VenTo che è la ciclabile del Po.

VenTo che sarebbe Venezia – Torino in bicicletta.

VenTo che nel suo viaggio di inaugurazione è stato ToVen (perché si è deciso di andare d Ovest a Est).

VenTo che per me è stato S.Ben.Po-Ven (perché ho pedalato da S. Benedetto Po a Venezia).

VenTo che è un progetto, una speranza, una battaglia del Politecnico di Milano.

VenTo che vuole far capire a tantissimi comuni, province e regioni che anche il cicloturismo può essere una speranza di crescita economica per il territorio.

VenTo che vuole diventare un’infrastruttura ciclabile ma forse anche l’insieme dei servizi che servono a chi viaggia in bici per farlo meglio e con più agio.

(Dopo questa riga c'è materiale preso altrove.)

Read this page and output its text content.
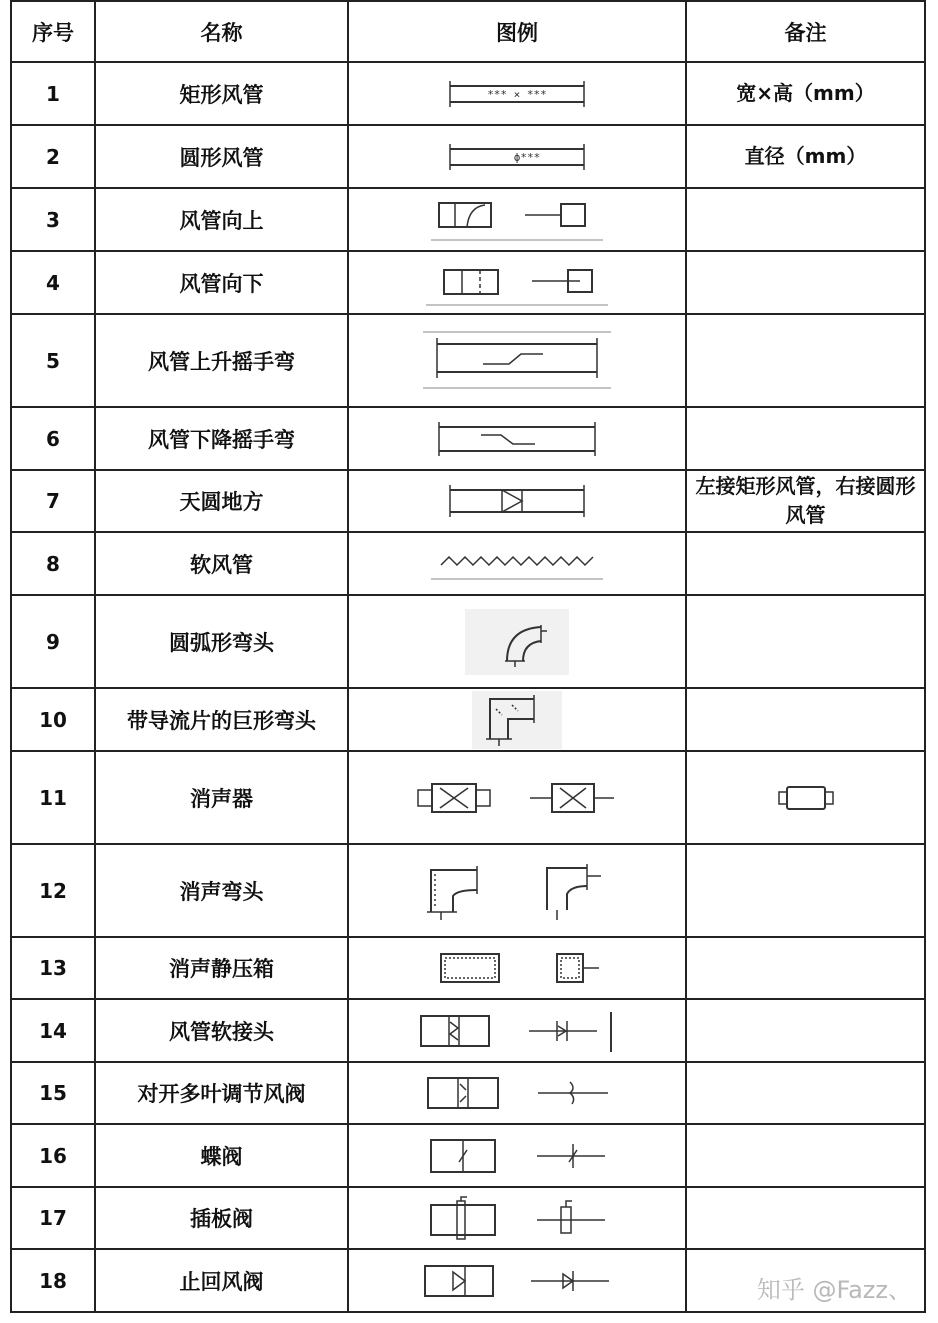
序号	名称	图例	备注
1	矩形风管	*** × ***	宽×高（mm）
2	圆形风管	ϕ***	直径（mm）
3	风管向上	

4	风管向下	

5	风管上升摇手弯	

6	风管下降摇手弯	

7	天圆地方		左接矩形风管，右接圆形风管
8	软风管	

9	圆弧形弯头	

10	带导流片的巨形弯头	

11	消声器	

12	消声弯头	

13	消声静压箱	

14	风管软接头	

15	对开多叶调节风阀	

16	蝶阀	

17	插板阀	

18	止回风阀	
		知乎 @Fazz、
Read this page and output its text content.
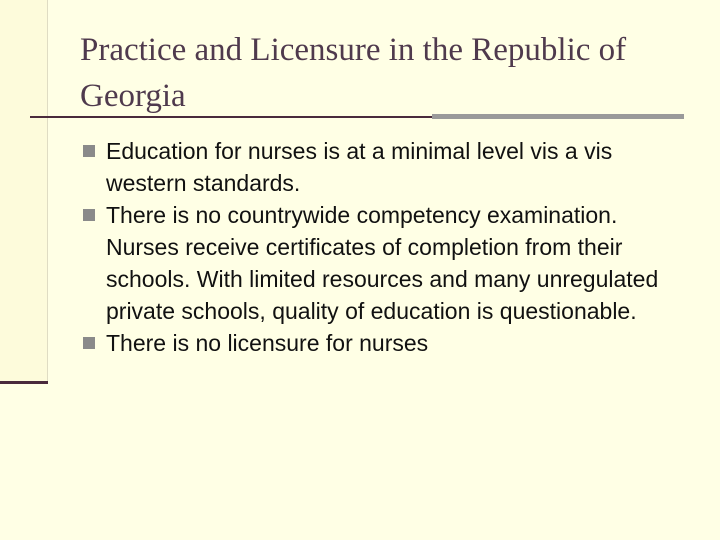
Practice and Licensure in the Republic of Georgia
Education for nurses is at a minimal level vis a vis western standards.
There is no countrywide competency examination. Nurses receive certificates of completion from their schools. With limited resources and many unregulated private schools, quality of education is questionable.
There is no licensure for nurses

VenTo che sono gli argini del grande fiume ma anche profumi, sapori e colori.

VenTo che lo guardi a pezzi e sembra tutto identico.

VenTo che se lo pedali dall’inizio alla fine scopri una pianura intera che cambia.

Ecco a cavallo tra la fine di maggio e l’inizio di giugno ho pedalato per 3 giorni sugli argini di VenTo.

Oltre a tante idee e riflessioni ho prodotto 6 brevi video che hanno come protagonista l’amico giornalista di Touring Tino Mantarro. Per vederli è sufficiente schiacciare play (sono uno in fila all’altro).

 

Invece queste le tracce delle tappe che ho percorso:

3 thoughts on “VenTo – in bicicletta lungo il fiume Po”

  1. Fatto il tratto Torino-Gorino (FE) e poi a Bologna sempre in bici. Circa 750 KM in 12 giorni.
    Treno Bo-To con il solito dilemma “ci prenderanno a bordo?”.
    La scelta (obbligata) di agosto ci ha costretto a beccarci tutto il sole possibile dalla prima all’ultima pedalata.
    Essenziali i due volumi della “Ciclovia del Po” editi da EDICICLO, soprattutto nel prima tratto avremmo avuto un bel pò di problemi a districarci (in qualche occasione siamo riusciti comunque a “perderci”).
    Per il resto una vacanza indimenticabile.